Compagnie Philippe Genty’s productions are the stuff that dreams are made of. And nightmares, especially the Freudian kind.
They combine puppetry, dance, optical illusions and mime to explore the unconscious and conscious worlds.
In La Fin des Terres (Land’s End), which opened at the National Theater last night, there are surrealistic landscapes, giant puppets with plastic baby faces, huge penises, a pair of legs that become scissor blades, a praying mantis with a human face, huge plastic bubbles that float like jellyfish, a King Kong-sized hand, several trap doors and lots of men in trench coats and fedoras.
The imagery comes from the mind of 71-year-old French artist/puppeteer/director Philippe Genty, in collaboration with his choreographer and wife Mary Underwood.
Genty trained to be a graphic designer, but got involved with puppetry because he found it easier to communicate through puppets than face-to-face. In 1961, he parlayed a grant from the UN Educational, Scientific and Cultural Organization (UNESCO) to make a film about puppet troupes into a four-year-long globetrotting journey that allowed him to stage his own puppet shows. In 1968, he started the company, and Underwood, a classically trained dancer, was one of its original members.

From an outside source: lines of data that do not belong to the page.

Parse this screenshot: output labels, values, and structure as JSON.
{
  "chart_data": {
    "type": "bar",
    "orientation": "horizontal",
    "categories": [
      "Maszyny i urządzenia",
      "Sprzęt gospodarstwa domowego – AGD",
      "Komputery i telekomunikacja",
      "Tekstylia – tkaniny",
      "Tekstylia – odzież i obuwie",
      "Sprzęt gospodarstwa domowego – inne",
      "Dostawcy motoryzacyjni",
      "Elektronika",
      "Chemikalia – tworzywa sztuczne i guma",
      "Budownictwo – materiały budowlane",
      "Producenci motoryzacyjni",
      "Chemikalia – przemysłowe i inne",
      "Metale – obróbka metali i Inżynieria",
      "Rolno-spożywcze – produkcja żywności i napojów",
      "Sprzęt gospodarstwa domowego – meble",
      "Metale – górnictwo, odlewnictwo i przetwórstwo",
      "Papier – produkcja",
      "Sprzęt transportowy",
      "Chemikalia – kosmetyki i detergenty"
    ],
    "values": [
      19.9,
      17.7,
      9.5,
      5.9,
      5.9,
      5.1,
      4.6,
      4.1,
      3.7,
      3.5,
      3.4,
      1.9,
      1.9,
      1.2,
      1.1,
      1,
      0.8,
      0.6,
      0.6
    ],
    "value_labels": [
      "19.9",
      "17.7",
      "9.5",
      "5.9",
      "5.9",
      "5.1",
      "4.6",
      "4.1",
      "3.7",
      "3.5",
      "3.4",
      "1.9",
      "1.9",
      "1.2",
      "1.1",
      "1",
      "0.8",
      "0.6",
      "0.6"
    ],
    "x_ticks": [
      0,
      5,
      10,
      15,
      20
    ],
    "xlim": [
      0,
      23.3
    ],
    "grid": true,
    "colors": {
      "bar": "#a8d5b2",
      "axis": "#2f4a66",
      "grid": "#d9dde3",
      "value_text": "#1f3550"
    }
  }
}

While Genty no longer travels with his troupe, his productions still traverse the world. The company was last in Taiwan 16 years ago and was supposed to return in 1999, but the September earthquake that year scuppered the visit.
La Fin des Terres, which premiered in 2004, centers on a couple who meet because of a letter. Their meeting, parting and search for one another are played out in parallel tracks, one “real” and one “dream.”
WHAT: Compagnie Philippe Genty, La Fin des Terres
WHEN: Tonight and tomorrow at 7:45pm, Sunday at 2:30pm
WHERE: National Theater, Taipei City
ADMISSION: NT$600 to NT$2,500, available at the NTCH box office or www.artsticket.com.tw
As with other Genty works, there is no narrative flow to the 90-minute long La Fin des Terres; people, images and fantastic creatures appear and disappear like they do when we dream. Just as dreams allow our minds to fantasize and our most elemental fears to surface, Genty has a knack of creating scenes of unbelievable beauty as well as ones that can make his audiences squirm.
A sequence with scissor blades is guaranteed to leave most men feeling uncomfortable, while a human-faced bug — who dances a delicate, exquisite pas de deux with a young woman before wrapping her up in a web — is sure to give at least some female audience members nightmares.
The sexual imagery and references have led to the production being slapped with a “not suitable for children” label in several countries. The Compagnie Philippe Genty’s seven actors may excel at interacting with huge puppets, but this is no Muppets show.